Faculty of Medicine, University of Leuven, Leuven, Belgium.
Department of Endocrinology, University Hospitals Leuven, Leuven, Belgium.
Andrology. 2023 Oct;11(7):1295-1302. doi: 10.1111/andr.13411. Epub 2023 Feb 25.
Although Klinefelter syndrome (KS) is the most frequent sex-hormone disorder, there is ongoing uncertainty about the often associated sex-hormone deficiency, its impact on common comorbidities, and therefore about prevention and treatment. In this study, we focus on bone loss, reported to occur in over 40% of KS patients, and the impact of testosterone replacement therapy (TRT) on this comorbidity.
This single-center retrospective cohort study in a tertiary hospital compared the effect of treatment with TRT to no TRT on evolution of bone mineral density (BMD) in KS patients.
After a medical chart review, a total of 52 KS subjects were included in this study. BMD was measured by dual-energy X-ray absorptiometry (DXA) and expressed as T-scores.
The subjects were divided into three groups, according to TRT. In the subgroup that only started TRT after baseline measurements (mean age 31 years), we observed significant gain in BMD T-score at the lumbar spine (0.58 ± 0.60, p = 0.003; mean gain of 0.62% areal BMD per year) and total femur T-score (0.24 ± 0.39, p = 0.041; mean gain of 0.25% areal BMD per year) after a mean follow-up period of 7.5 years. Compared to untreated subjects, a significant difference in evolution was demonstrated at the lumbar level (+0.58 ± 0.60 vs. -0.14 ± 0.42, p = 0.007). In untreated subjects with normal testosterone levels, a loss of BMD (-0.27 ± 0.37, p = 0.029; mean loss of 0.49% areal BMD per year) at the femoral neck was measured. This decline was equal to the predicted loss seen in the general male population.
TRT results in BMD gain in patients with KS with testosterone deficiency, mainly at the lumbar spine. However, this effect is limited (0.62% per year). Patients who were not treated with TRT because of sufficient endogenous testosterone levels, showed only the predicted age-related bone loss during follow-up. The need for TRT in maintaining bone health in KS should be evaluated on an individual basis according to the degree of sex steroid deficiency.
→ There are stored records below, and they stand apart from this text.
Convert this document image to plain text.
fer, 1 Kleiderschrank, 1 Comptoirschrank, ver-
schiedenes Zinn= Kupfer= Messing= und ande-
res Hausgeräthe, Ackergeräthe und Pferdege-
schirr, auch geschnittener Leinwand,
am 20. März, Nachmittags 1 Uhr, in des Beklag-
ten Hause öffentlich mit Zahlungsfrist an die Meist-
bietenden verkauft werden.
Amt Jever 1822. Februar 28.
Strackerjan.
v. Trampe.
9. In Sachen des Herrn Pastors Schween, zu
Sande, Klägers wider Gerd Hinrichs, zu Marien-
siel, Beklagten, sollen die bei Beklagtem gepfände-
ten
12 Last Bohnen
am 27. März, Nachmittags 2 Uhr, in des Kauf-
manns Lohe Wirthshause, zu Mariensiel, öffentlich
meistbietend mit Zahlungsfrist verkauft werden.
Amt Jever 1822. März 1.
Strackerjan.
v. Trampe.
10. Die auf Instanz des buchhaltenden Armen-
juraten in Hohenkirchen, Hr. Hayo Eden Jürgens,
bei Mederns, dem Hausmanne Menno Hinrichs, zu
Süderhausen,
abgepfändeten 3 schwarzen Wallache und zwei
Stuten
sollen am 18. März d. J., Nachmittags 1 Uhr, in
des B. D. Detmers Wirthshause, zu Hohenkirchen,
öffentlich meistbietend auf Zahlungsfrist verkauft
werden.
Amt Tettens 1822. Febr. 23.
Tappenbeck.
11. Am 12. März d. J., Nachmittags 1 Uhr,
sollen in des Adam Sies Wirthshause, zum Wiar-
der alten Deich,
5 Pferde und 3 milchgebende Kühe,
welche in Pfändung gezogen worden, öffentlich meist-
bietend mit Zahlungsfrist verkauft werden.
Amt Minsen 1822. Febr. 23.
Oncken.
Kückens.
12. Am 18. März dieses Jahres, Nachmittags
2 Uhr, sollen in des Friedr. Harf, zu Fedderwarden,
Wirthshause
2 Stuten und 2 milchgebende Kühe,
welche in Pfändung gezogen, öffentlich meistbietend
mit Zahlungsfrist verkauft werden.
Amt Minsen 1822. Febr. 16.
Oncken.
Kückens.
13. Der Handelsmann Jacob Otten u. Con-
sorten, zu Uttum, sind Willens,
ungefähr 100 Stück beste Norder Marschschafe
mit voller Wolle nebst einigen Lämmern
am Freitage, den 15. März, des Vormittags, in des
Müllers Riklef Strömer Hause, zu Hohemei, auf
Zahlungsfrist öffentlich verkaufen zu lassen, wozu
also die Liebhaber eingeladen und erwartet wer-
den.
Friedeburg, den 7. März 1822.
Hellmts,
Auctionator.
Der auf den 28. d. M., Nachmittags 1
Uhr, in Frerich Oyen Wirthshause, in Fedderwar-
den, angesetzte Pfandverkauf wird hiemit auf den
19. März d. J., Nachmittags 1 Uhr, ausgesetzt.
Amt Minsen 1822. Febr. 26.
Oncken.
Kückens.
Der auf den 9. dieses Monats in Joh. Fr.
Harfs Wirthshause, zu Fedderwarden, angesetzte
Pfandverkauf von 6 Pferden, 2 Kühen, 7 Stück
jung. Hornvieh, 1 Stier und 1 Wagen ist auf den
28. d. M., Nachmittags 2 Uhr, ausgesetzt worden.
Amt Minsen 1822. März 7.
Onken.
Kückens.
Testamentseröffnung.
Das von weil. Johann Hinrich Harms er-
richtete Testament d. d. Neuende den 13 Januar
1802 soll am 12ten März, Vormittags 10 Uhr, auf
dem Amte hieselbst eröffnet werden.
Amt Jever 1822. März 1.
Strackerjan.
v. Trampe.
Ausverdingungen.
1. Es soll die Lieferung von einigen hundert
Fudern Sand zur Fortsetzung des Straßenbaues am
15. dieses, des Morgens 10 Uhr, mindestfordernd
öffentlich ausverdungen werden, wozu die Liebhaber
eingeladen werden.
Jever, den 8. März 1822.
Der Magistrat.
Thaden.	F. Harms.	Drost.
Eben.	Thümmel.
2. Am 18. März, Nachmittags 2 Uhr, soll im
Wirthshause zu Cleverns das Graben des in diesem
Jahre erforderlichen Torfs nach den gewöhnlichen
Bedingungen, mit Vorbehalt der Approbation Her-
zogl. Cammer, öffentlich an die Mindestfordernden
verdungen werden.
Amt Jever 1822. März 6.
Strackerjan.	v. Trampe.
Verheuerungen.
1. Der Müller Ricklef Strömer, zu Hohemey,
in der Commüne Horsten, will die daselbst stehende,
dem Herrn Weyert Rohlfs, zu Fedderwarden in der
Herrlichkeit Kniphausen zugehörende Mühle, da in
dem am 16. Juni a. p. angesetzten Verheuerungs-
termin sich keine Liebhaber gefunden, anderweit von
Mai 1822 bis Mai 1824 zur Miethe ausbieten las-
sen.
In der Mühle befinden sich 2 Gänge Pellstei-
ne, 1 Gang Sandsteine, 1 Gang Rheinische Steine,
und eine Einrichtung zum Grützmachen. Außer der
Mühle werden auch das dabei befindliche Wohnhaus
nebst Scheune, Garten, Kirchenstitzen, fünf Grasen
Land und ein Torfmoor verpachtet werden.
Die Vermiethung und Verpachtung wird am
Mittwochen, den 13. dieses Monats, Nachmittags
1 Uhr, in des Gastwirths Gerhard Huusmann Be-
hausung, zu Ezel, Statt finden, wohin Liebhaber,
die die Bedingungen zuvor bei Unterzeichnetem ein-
虽然克氏综合征(KS)是最常见的性激素紊乱症,但对于其常见合并症相关的性激素缺乏症及其影响,以及相应的预防和治疗措施,仍存在诸多不确定性。在这项研究中,我们专注于骨量流失,据报道,超过 40%的 KS 患者存在这种情况,并探讨了睾丸激素替代疗法(TRT)对这种合并症的影响。
本研究旨在通过单中心回顾性队列研究,比较 KS 患者接受 TRT 治疗与不接受 TRT 治疗对骨密度(BMD)变化的影响,该研究在一家三级医院进行。
通过病历回顾,共纳入 52 名 KS 患者进行本研究。采用双能 X 线吸收法(DXA)测量 BMD,并以 T 评分表示。
根据 TRT 的应用情况,将患者分为三组。在仅在基线测量后开始 TRT 的亚组中(平均年龄 31 岁),我们观察到腰椎 BMD T 评分(0.58 ± 0.60,p = 0.003;每年 BMD 面积增加 0.62%)和全股骨 BMD T 评分(0.24 ± 0.39,p = 0.041;每年 BMD 面积增加 0.25%)有显著增加,平均随访 7.5 年后。与未治疗的患者相比,腰椎水平的变化有显著差异(+0.58 ± 0.60 比-0.14 ± 0.42,p = 0.007)。在未接受 TRT 治疗且睾酮水平正常的患者中,股骨颈的 BMD 出现丢失(-0.27 ± 0.37,p = 0.029;每年 BMD 面积丢失 0.49%)。这一损失与一般男性人群的预期损失相当。
TRT 可使 KS 合并睾酮缺乏症的患者 BMD 增加,主要在腰椎水平。然而,这种效果是有限的(每年 0.62%)。由于内源性睾酮水平充足而未接受 TRT 治疗的患者,在随访期间仅出现与年龄相关的预期骨丢失。KS 患者维持骨健康是否需要 TRT,应根据性激素缺乏的严重程度,进行个体化评估。